The UK’s second largest mutual lender, the Yorkshire Building Society, has pledged that this year it intends to double its level of mortgage lending. Many experts are seeing this as a sign that the outlook is certainly set to improve in the UK property market for 2010.

The Yorkshire Building Society is set to acquire the Chelsea Building Society on the 1st April. Last year, the Yorkshire’s level of mortgage lending fell sharply, which its Chief Executive Iain Cornish put down to a need for increased caution as well as lower market demand for mortgages for house purchases.

The mutual mortgage lender also added in a report in the Financial Times that 92 per cent of its mortgage assets last year were funded by retail deposits. 2009 was a cautious year, but allow the building society to consolidate its assets.
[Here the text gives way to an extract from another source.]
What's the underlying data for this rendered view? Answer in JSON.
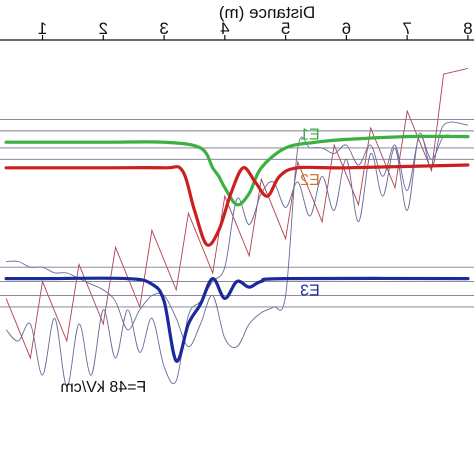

It reported an additional 250,000 new savings accounts were opened across the twelve month period and expects its bad debts to decrease considerably this year.
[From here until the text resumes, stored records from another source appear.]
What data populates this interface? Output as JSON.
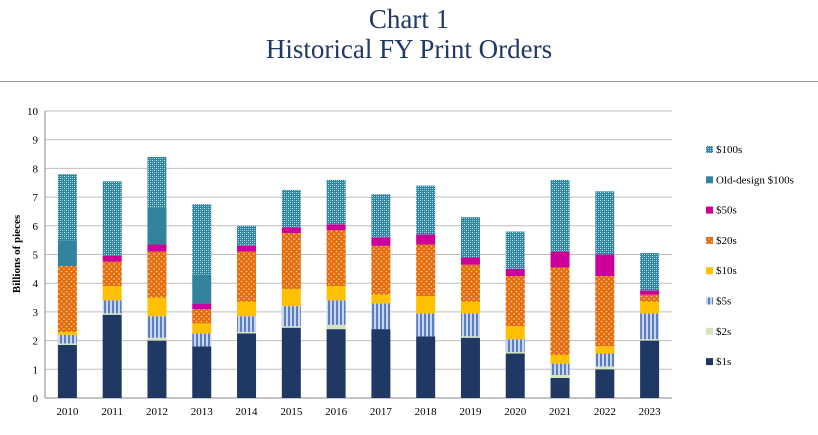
{
  "header": {
    "title_line1": "Chart 1",
    "title_line2": "Historical FY Print Orders"
  },
  "chart_data": {
    "type": "bar",
    "stacked": true,
    "ylabel": "Billions of pieces",
    "xlabel": "",
    "ylim": [
      0,
      10
    ],
    "yticks": [
      0,
      1,
      2,
      3,
      4,
      5,
      6,
      7,
      8,
      9,
      10
    ],
    "grid": true,
    "legend_position": "right",
    "categories": [
      "2010",
      "2011",
      "2012",
      "2013",
      "2014",
      "2015",
      "2016",
      "2017",
      "2018",
      "2019",
      "2020",
      "2021",
      "2022",
      "2023"
    ],
    "series": [
      {
        "name": "$1s",
        "color": "#1f3864",
        "pattern": "solid",
        "values": [
          1.85,
          2.9,
          2.0,
          1.8,
          2.25,
          2.45,
          2.4,
          2.4,
          2.15,
          2.1,
          1.55,
          0.7,
          1.0,
          2.0
        ]
      },
      {
        "name": "$2s",
        "color": "#d6e4bc",
        "pattern": "solid",
        "values": [
          0.05,
          0.05,
          0.1,
          0.0,
          0.05,
          0.05,
          0.15,
          0.0,
          0.0,
          0.05,
          0.05,
          0.1,
          0.1,
          0.05
        ]
      },
      {
        "name": "$5s",
        "color": "#8eaad8",
        "pattern": "vstripes",
        "values": [
          0.3,
          0.45,
          0.75,
          0.45,
          0.55,
          0.7,
          0.85,
          0.9,
          0.8,
          0.8,
          0.45,
          0.4,
          0.45,
          0.9
        ]
      },
      {
        "name": "$10s",
        "color": "#ffc000",
        "pattern": "solid",
        "values": [
          0.1,
          0.5,
          0.65,
          0.35,
          0.5,
          0.6,
          0.5,
          0.3,
          0.6,
          0.4,
          0.45,
          0.3,
          0.25,
          0.4
        ]
      },
      {
        "name": "$20s",
        "color": "#e46c0a",
        "pattern": "dots",
        "values": [
          2.3,
          0.85,
          1.6,
          0.5,
          1.75,
          1.95,
          1.95,
          1.7,
          1.8,
          1.3,
          1.75,
          3.05,
          2.45,
          0.25
        ]
      },
      {
        "name": "$50s",
        "color": "#cc0099",
        "pattern": "solid",
        "values": [
          0.0,
          0.2,
          0.25,
          0.2,
          0.2,
          0.2,
          0.2,
          0.3,
          0.35,
          0.25,
          0.25,
          0.55,
          0.75,
          0.15
        ]
      },
      {
        "name": "Old-design $100s",
        "color": "#31849b",
        "pattern": "solid",
        "values": [
          0.9,
          0.0,
          1.3,
          1.0,
          0.0,
          0.0,
          0.0,
          0.0,
          0.0,
          0.0,
          0.0,
          0.0,
          0.0,
          0.0
        ]
      },
      {
        "name": "$100s",
        "color": "#31849b",
        "pattern": "crosshatch",
        "values": [
          2.3,
          2.6,
          1.75,
          2.45,
          0.7,
          1.3,
          1.55,
          1.5,
          1.7,
          1.4,
          1.3,
          2.5,
          2.2,
          1.3
        ]
      }
    ]
  }
}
The company did report a pre-tax loss, but Cornish said that this was down to ensuring that it protected its savers from the cuts in the base interest rate in their entirety as well as ensuring they were offering competitive mortgage products to their existing borrowers – a strategy he feels will pay off.

The news on increased mortgage lending levels due from many mortgage lenders this year is great news for borrowers and mortgage advisors alike as they will have a greater choice of products for both house purchases and remortgages.